Il prof. Giovanni Guzzetta, Dirigente del Tribunale di San Marino, scrive, di fatto, al Paese

Il prof. Giovanni Guzzetta, Dirigente del Tribunale di San Marino, scrive, di fatto, al  Paese

Leggi la lettera (Pdf) del prof. Giavanni Guzzetta indirizzata agli Ecc.mi Capitani Reggenti e a tanti soggetti fra cui i membri del Consiglio Grande e Generale.

Ecco il testo della lettera del prof. Giovanni  Guzzetta in word

“Ricevo comunicazione relativa alla delibera in oggetto, con la quale il Congresso di Stato ha ritenuto di annullare d’ufficio la precedente delibera del Congresso di Stato n. 44/2018 relativa al calcolo del trattamento retributivo del Dirigente del Tribunale.

Con la nuova delibera viene rideterminata la retribuzione del Dirigente del Tribunale, sull’assunto che la precedente delibera avrebbe illegittimamente computato, nel calcolo retributivo del Dirigente, anche l’indennità di Magistrato dirigente, che invece avrebbe dovuto essere, all’epoca, considerata come indennità “particolare” (e pertanto esclusa).

La vicenda ha ovviamente aspetti di carattere personale, ma, all’evidenza, una rilevanza istituzionale.

Sugli aspetti di carattere personale non intendo entrare, non appartenendo al mio costume quello di confondere profili privati e aspetti relativi all’ufficio che, nella fattispecie, ricopro. Esistono altre sedi perché essi possano venire adeguatamente articolati.

Mi limiterò a qualche considerazione di carattere generale.

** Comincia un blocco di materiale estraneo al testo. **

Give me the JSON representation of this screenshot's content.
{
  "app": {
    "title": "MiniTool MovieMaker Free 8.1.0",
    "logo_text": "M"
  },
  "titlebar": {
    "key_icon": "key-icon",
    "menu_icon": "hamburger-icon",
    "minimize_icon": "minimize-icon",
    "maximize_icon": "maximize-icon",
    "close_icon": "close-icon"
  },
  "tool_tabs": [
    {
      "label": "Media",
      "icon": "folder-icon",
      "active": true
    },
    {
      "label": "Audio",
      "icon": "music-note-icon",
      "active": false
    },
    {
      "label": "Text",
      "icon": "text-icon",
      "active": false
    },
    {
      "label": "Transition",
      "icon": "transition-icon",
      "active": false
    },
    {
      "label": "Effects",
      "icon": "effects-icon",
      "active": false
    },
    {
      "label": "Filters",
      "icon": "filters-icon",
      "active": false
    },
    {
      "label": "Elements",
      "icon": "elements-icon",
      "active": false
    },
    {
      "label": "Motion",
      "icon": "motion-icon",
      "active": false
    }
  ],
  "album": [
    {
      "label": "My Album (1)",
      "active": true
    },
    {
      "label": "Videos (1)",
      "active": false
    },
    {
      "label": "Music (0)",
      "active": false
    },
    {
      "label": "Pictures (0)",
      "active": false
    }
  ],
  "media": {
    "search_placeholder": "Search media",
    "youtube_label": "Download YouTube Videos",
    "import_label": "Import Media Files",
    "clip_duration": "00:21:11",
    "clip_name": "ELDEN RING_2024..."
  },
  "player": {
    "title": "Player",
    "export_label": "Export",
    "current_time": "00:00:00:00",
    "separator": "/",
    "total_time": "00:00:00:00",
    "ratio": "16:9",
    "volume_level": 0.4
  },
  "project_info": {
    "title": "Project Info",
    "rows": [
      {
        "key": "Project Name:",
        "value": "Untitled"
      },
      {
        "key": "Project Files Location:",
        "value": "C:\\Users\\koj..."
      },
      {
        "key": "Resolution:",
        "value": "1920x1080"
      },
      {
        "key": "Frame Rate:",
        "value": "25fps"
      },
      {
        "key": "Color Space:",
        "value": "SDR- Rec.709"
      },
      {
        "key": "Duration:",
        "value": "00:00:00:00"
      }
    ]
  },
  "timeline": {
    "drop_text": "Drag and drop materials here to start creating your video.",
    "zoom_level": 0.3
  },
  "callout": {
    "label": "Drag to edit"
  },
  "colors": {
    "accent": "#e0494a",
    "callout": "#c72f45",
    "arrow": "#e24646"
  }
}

Non è necessario constatare come l’evidente ostilità (ridondante in vero e proprio ostruzionismo) manifestata in tutte le sedi nei confronti della mia persona, fin dall’atto della nomina, rischi, allo stato, di danneggiare non tanto me (essendo personalmente del tutto disinteressato alle insinuazioni, alle calunnie o ai pettegolezzi privi di qualsiasi fondamento) quanto piuttosto l’ufficio stesso che ho l’onore di ricoprire.

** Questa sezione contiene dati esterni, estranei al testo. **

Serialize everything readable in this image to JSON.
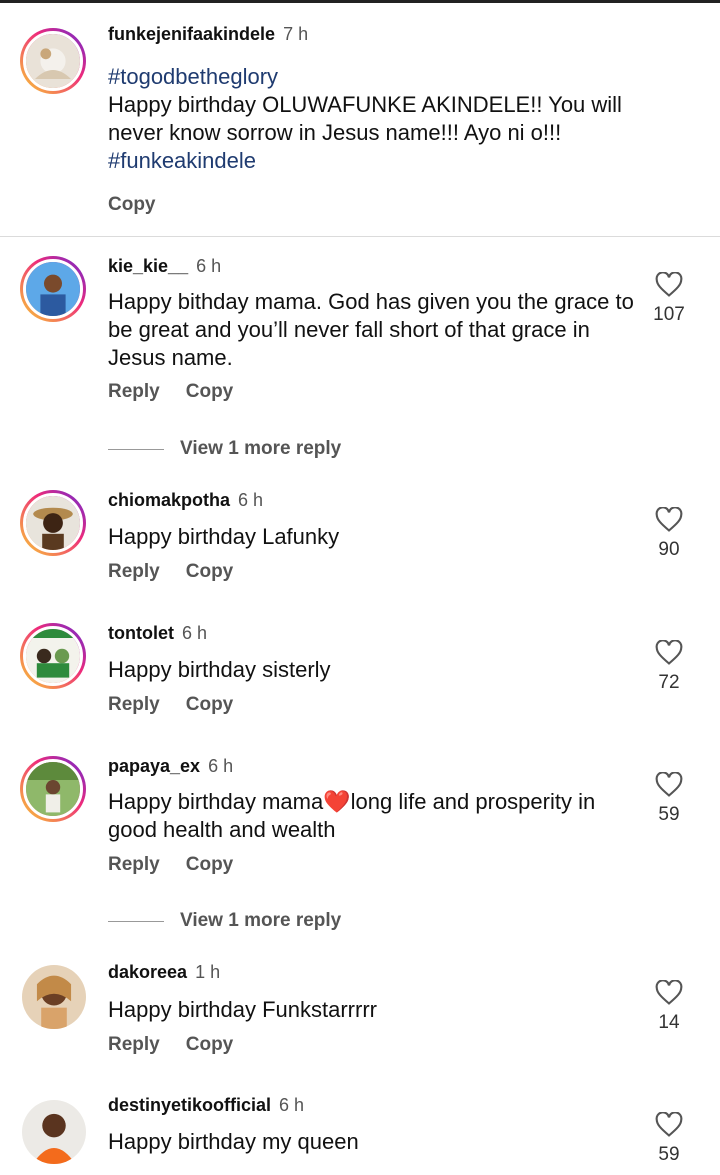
{
  "caption": {
    "username": "funkejenifaakindele",
    "time": "7 h",
    "hashtag1": "#togodbetheglory",
    "text": "Happy birthday OLUWAFUNKE AKINDELE!! You will never know sorrow in Jesus name!!! Ayo ni o!!!",
    "hashtag2": "#funkeakindele",
    "copy_label": "Copy"
  },
  "actions": {
    "reply": "Reply",
    "copy": "Copy"
  },
  "comments": [
    {
      "username": "kie_kie__",
      "time": "6 h",
      "text": "Happy bithday mama. God has given you the grace to be great and you’ll never fall short of that grace in Jesus name.",
      "likes": "107",
      "view_more": "View 1 more reply"
    },
    {
      "username": "chiomakpotha",
      "time": "6 h",
      "text": "Happy birthday Lafunky",
      "likes": "90"
    },
    {
      "username": "tontolet",
      "time": "6 h",
      "text": "Happy birthday sisterly",
      "likes": "72"
    },
    {
      "username": "papaya_ex",
      "time": "6 h",
      "text_before": "Happy birthday mama",
      "emoji": "❤️",
      "text_after": "long life and prosperity in good health and wealth",
      "likes": "59",
      "view_more": "View 1 more reply"
    },
    {
      "username": "dakoreea",
      "time": "1 h",
      "text": "Happy birthday Funkstarrrrr",
      "likes": "14"
    },
    {
      "username": "destinyetikoofficial",
      "time": "6 h",
      "text": "Happy birthday my queen",
      "likes": "59"
    }
  ],
  "colors": {
    "hashtag": "#1f3b70",
    "story_ring": [
      "#f9ce34",
      "#ee2a7b",
      "#6228d7"
    ],
    "heart_emoji": "#e0245e"
  }
}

I sistematici tentativi di delegittimare la mia persona sono infatti coincisi, in un crescendo inquietante, con un progressivo ridimensionamento, in via normativa e amministrativa, oltre che in termini di minimo rispetto e stile istituzionale, della figura del Dirigente del Tribunale. E’ sufficiente ascoltare i dibattiti in consiglio Grande e Generale dell’ultimo anno per avvedersi, al di là del merito di una critica certamente legittima, ancorché espressa in totale assenza di contraddittorio, di toni che hanno costantemente trasceso quel minimo di continenza che si dovrebbe riconoscere ai rapporti tra istituzioni appartenenti a circuiti riconducibili a poteri distinti e separati. Ed è estremamente doloroso dover constatare che, malgrado la pesantezza dei toni e delle

insinuazioni, mai una voce si sia levata, non certo per impedire la legittima critica, quanto per richiedere l’uso di espressioni confacenti al dialogo istituzionale ispirati a un criterio di minima continenza.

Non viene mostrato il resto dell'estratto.